La nouvelle station, NBC Boston, utiliserait la fréquence de la station WNEU-TV, O&O, diffusant actuellement les programmes de Telemundo, network hispanophone qui appartient à Comcast / NBCU. Dans ce DMA, Comcast / NBCU possède aussi la chaîne d'information régionale, New England Cable News (NECN) dont les studios pourraient être utilisées par NBC Boston. Toutefois, WNEU-TV couvre surtout la région située au Nord de Boston (Manchester, Concord dans le New Hampshire) et beaucoup moins le Sud de Boston (Providence dans l'Etat de Rhode Island.).
La FCC sera être amenée à intervenir à la demande de WDHH-TV, à moins que NBC ne trouve une solution satisfaisante pour couvrir plus complètement le DMA N° 8.

Ce cas illustre la flexibilité et la modularité qu'apporte au marché télévisuel américain le modèle économique network national / stations locales (localisme).
Cette évolution témoigne également de la montée en puissance du groupe mixte Comcast / NBCU (MVPD + programmes).

samedi 31 octobre 2015

Câble et téléphonie mobile aux Etats-Unis : stratégie Wi-fi


Comcast, ainsi que d'autres opérateurs du câble américain, se rapprochent de la téléphonie. En passant par le Wi-Fi.

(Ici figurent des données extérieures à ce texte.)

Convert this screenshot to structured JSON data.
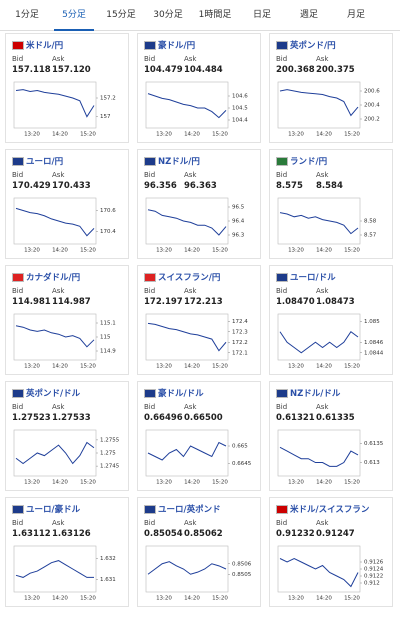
{
  "tabs": [
    "1分足",
    "5分足",
    "15分足",
    "30分足",
    "1時間足",
    "日足",
    "週足",
    "月足"
  ],
  "active_tab": 1,
  "labels": {
    "bid": "Bid",
    "ask": "Ask"
  },
  "time_labels": [
    "13:20",
    "14:20",
    "15:20"
  ],
  "cards": [
    {
      "name": "米ドル/円",
      "bid": "157.118",
      "ask": "157.120",
      "ylim": [
        156.9,
        157.35
      ],
      "yticks": [
        157.2,
        157
      ],
      "values": [
        157.28,
        157.29,
        157.27,
        157.28,
        157.26,
        157.25,
        157.24,
        157.22,
        157.2,
        157.17,
        157.0,
        157.12
      ]
    },
    {
      "name": "豪ドル/円",
      "bid": "104.479",
      "ask": "104.484",
      "ylim": [
        104.35,
        104.7
      ],
      "yticks": [
        104.6,
        104.5,
        104.4
      ],
      "values": [
        104.62,
        104.6,
        104.58,
        104.57,
        104.55,
        104.53,
        104.52,
        104.5,
        104.5,
        104.47,
        104.42,
        104.48
      ]
    },
    {
      "name": "英ポンド/円",
      "bid": "200.368",
      "ask": "200.375",
      "ylim": [
        200.1,
        200.7
      ],
      "yticks": [
        200.6,
        200.4,
        200.2
      ],
      "values": [
        200.6,
        200.62,
        200.6,
        200.58,
        200.57,
        200.56,
        200.55,
        200.52,
        200.5,
        200.45,
        200.25,
        200.37
      ]
    },
    {
      "name": "ユーロ/円",
      "bid": "170.429",
      "ask": "170.433",
      "ylim": [
        170.3,
        170.7
      ],
      "yticks": [
        170.6,
        170.4
      ],
      "values": [
        170.62,
        170.6,
        170.58,
        170.57,
        170.55,
        170.52,
        170.5,
        170.48,
        170.47,
        170.45,
        170.36,
        170.43
      ]
    },
    {
      "name": "NZドル/円",
      "bid": "96.356",
      "ask": "96.363",
      "ylim": [
        96.25,
        96.55
      ],
      "yticks": [
        96.5,
        96.4,
        96.3
      ],
      "values": [
        96.48,
        96.47,
        96.44,
        96.43,
        96.42,
        96.4,
        96.39,
        96.37,
        96.37,
        96.35,
        96.3,
        96.36
      ]
    },
    {
      "name": "ランド/円",
      "bid": "8.575",
      "ask": "8.584",
      "ylim": [
        8.565,
        8.595
      ],
      "yticks": [
        8.58,
        8.57
      ],
      "values": [
        8.586,
        8.585,
        8.583,
        8.584,
        8.582,
        8.583,
        8.581,
        8.58,
        8.579,
        8.577,
        8.571,
        8.575
      ]
    },
    {
      "name": "カナダドル/円",
      "bid": "114.981",
      "ask": "114.987",
      "ylim": [
        114.85,
        115.15
      ],
      "yticks": [
        115.1,
        115,
        114.9
      ],
      "values": [
        115.08,
        115.07,
        115.05,
        115.04,
        115.05,
        115.03,
        115.02,
        115.0,
        115.01,
        114.99,
        114.93,
        114.98
      ]
    },
    {
      "name": "スイスフラン/円",
      "bid": "172.197",
      "ask": "172.213",
      "ylim": [
        172.05,
        172.45
      ],
      "yticks": [
        172.4,
        172.3,
        172.2,
        172.1
      ],
      "values": [
        172.38,
        172.37,
        172.35,
        172.33,
        172.32,
        172.3,
        172.28,
        172.27,
        172.25,
        172.23,
        172.12,
        172.2
      ]
    },
    {
      "name": "ユーロ/ドル",
      "bid": "1.08470",
      "ask": "1.08473",
      "ylim": [
        1.0843,
        1.0851
      ],
      "yticks": [
        1.085,
        1.0846,
        1.0844
      ],
      "values": [
        1.0848,
        1.0846,
        1.0845,
        1.0844,
        1.0845,
        1.0846,
        1.0845,
        1.0846,
        1.0845,
        1.0846,
        1.0848,
        1.0847
      ]
    },
    {
      "name": "英ポンド/ドル",
      "bid": "1.27523",
      "ask": "1.27533",
      "ylim": [
        1.2742,
        1.2758
      ],
      "yticks": [
        1.2755,
        1.275,
        1.2745
      ],
      "values": [
        1.2748,
        1.2746,
        1.2748,
        1.275,
        1.2749,
        1.2751,
        1.2753,
        1.275,
        1.2746,
        1.2749,
        1.2754,
        1.2752
      ]
    },
    {
      "name": "豪ドル/ドル",
      "bid": "0.66496",
      "ask": "0.66500",
      "ylim": [
        0.6642,
        0.6654
      ],
      "yticks": [
        0.665,
        0.6645
      ],
      "values": [
        0.6648,
        0.6647,
        0.6646,
        0.6648,
        0.6649,
        0.6647,
        0.665,
        0.6649,
        0.6648,
        0.6647,
        0.6651,
        0.665
      ]
    },
    {
      "name": "NZドル/ドル",
      "bid": "0.61321",
      "ask": "0.61335",
      "ylim": [
        0.6127,
        0.6138
      ],
      "yticks": [
        0.6135,
        0.613
      ],
      "values": [
        0.6134,
        0.6133,
        0.6132,
        0.6131,
        0.6131,
        0.613,
        0.613,
        0.6129,
        0.6129,
        0.613,
        0.6133,
        0.6132
      ]
    },
    {
      "name": "ユーロ/豪ドル",
      "bid": "1.63112",
      "ask": "1.63126",
      "ylim": [
        1.6305,
        1.6325
      ],
      "yticks": [
        1.632,
        1.631
      ],
      "values": [
        1.6312,
        1.6311,
        1.6313,
        1.6314,
        1.6316,
        1.6318,
        1.6319,
        1.6317,
        1.6315,
        1.6313,
        1.6311,
        1.6311
      ]
    },
    {
      "name": "ユーロ/英ポンド",
      "bid": "0.85054",
      "ask": "0.85062",
      "ylim": [
        0.85035,
        0.85075
      ],
      "yticks": [
        0.8506,
        0.8505
      ],
      "values": [
        0.8505,
        0.85055,
        0.8506,
        0.85062,
        0.85058,
        0.85055,
        0.8505,
        0.85052,
        0.85055,
        0.8506,
        0.85058,
        0.85055
      ]
    },
    {
      "name": "米ドル/スイスフラン",
      "bid": "0.91232",
      "ask": "0.91247",
      "ylim": [
        0.9118,
        0.913
      ],
      "yticks": [
        0.9126,
        0.9124,
        0.9122,
        0.912
      ],
      "values": [
        0.9127,
        0.9126,
        0.9127,
        0.9126,
        0.9125,
        0.9124,
        0.9125,
        0.9123,
        0.9122,
        0.9121,
        0.9119,
        0.9123
      ]
    }
  ]
}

Devant la perspective de chute des abonnements (cord-cutting), les MVPD envisagent une nouvelle source de revenus : le quad play qui associe Internet, TV, téléphonie fixe et mobile comme le fait déjà AT&T avec DirecTV. Ayant dû renoncer à la fusion avec Time Warner Cable, Comcast s'oriente vers une nouvelle voie de croissance.

Comcast vient d'annoncer son intention d'exercer l'option de MVNO avec Verizon ; suite à un accord avec Verizon Communications, signé en 2011, des tests pourront commencer 6 mois après cette annonce, la commercialisation du service dans un an. Dans ce cas, Comcast revendrait un service de téléphonie mobile basé sur le Wi-Fi accessible dans ses zones de couverture (WiFi-first phone). Comcast déclare disposer de 11,7 millions de hot spots Wi-Fi publics aux Etats-Unis.
Là où il n'a pas de Wi-Fi, Comcast pourrait revendre les services de Verizon ou de Sprint.
Time Warner Cable, au titre du même accord, pourrait exercer la même option.

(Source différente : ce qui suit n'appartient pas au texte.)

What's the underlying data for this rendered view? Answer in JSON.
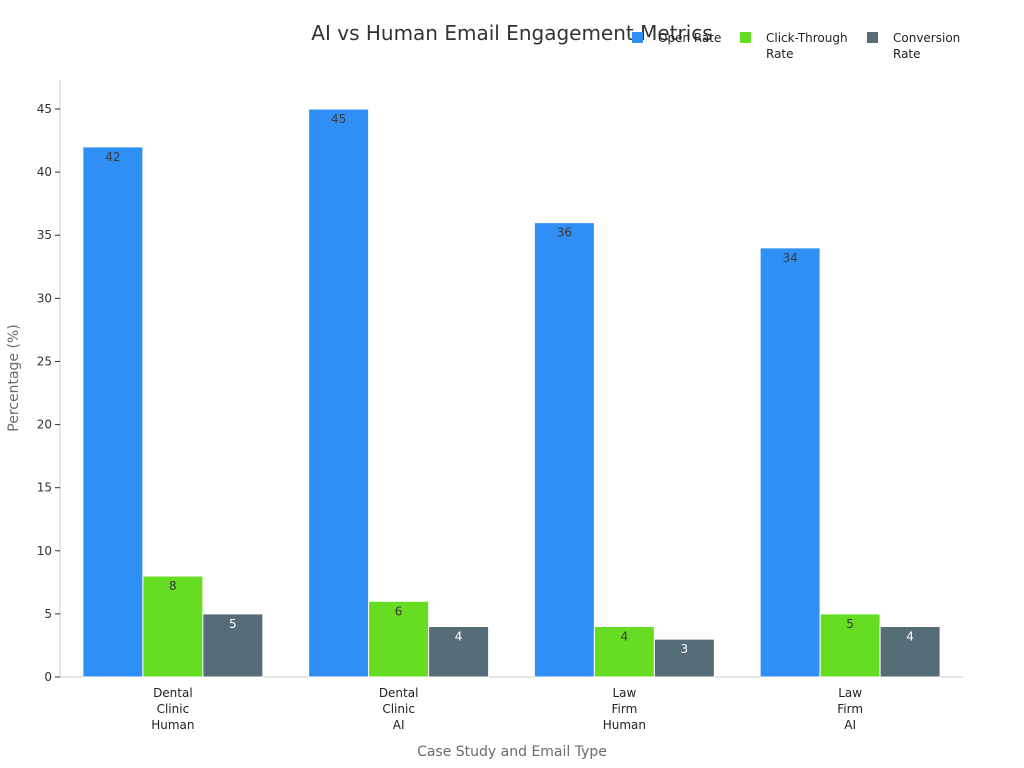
{
  "chart_data": {
    "type": "bar",
    "title": "AI vs Human Email Engagement Metrics",
    "xlabel": "Case Study and Email Type",
    "ylabel": "Percentage (%)",
    "categories": [
      [
        "Dental",
        "Clinic",
        "Human"
      ],
      [
        "Dental",
        "Clinic",
        "AI"
      ],
      [
        "Law",
        "Firm",
        "Human"
      ],
      [
        "Law",
        "Firm",
        "AI"
      ]
    ],
    "series": [
      {
        "name": "Open Rate",
        "legend_lines": [
          "Open Rate"
        ],
        "color": "#2f8ff5",
        "values": [
          42,
          45,
          36,
          34
        ]
      },
      {
        "name": "Click-Through Rate",
        "legend_lines": [
          "Click-Through",
          "Rate"
        ],
        "color": "#66dd22",
        "values": [
          8,
          6,
          4,
          5
        ]
      },
      {
        "name": "Conversion Rate",
        "legend_lines": [
          "Conversion",
          "Rate"
        ],
        "color": "#566d78",
        "values": [
          5,
          4,
          3,
          4
        ]
      }
    ],
    "ylim": [
      0,
      47.3
    ],
    "yticks": [
      0,
      5,
      10,
      15,
      20,
      25,
      30,
      35,
      40,
      45
    ],
    "grid": false,
    "legend_position": "top-right",
    "data_labels": true
  }
}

Par ailleurs, les détenteurs de fréquences terrestres (broadcasters), dont les stations O&O de NBCU, peuvent revendre une partie de leurs fréquences à la FCC (reverse auction) qui, à son tour, pourra les revendra aux enchères aux opérateurs de téléphonie mobile (forward auction).

De son côté, le câblo-opérateur américain Cablevision (que vient de racheter Altice) a déjà mis en place un service mobile mais uniquement basé sur le Wi-fi, depuis février 2015 (Freewheel, 9,95 $ / mois pour les abonnés de Cablevision, 29,95 $ pour les non abonnés). Cablevision dispose de 1,1 million de hotspots.
Et Google ? Google travaille à une option semblable, Project FI, montée avec les opérateurs de téléphonie Sprint et T-mobile ; sa technologie permet à tout moment de sélectionner la connection la plus adéquate.

L'entrée des MVPD (Multichannel Video Programming Distributors) sur le marché de la téléphonie mobile constitue évidemment une concurrence inquiétante pour les entreprises de téléphonie. Elle peut constituer une incitation à des fusions entre MVPD et téléphonie. Pour l'appréciation de la concurrence dans le secteur, voir la FCC : Mobile Wireless Competition Report, 17th Annual Competition Report, December 18, 2014.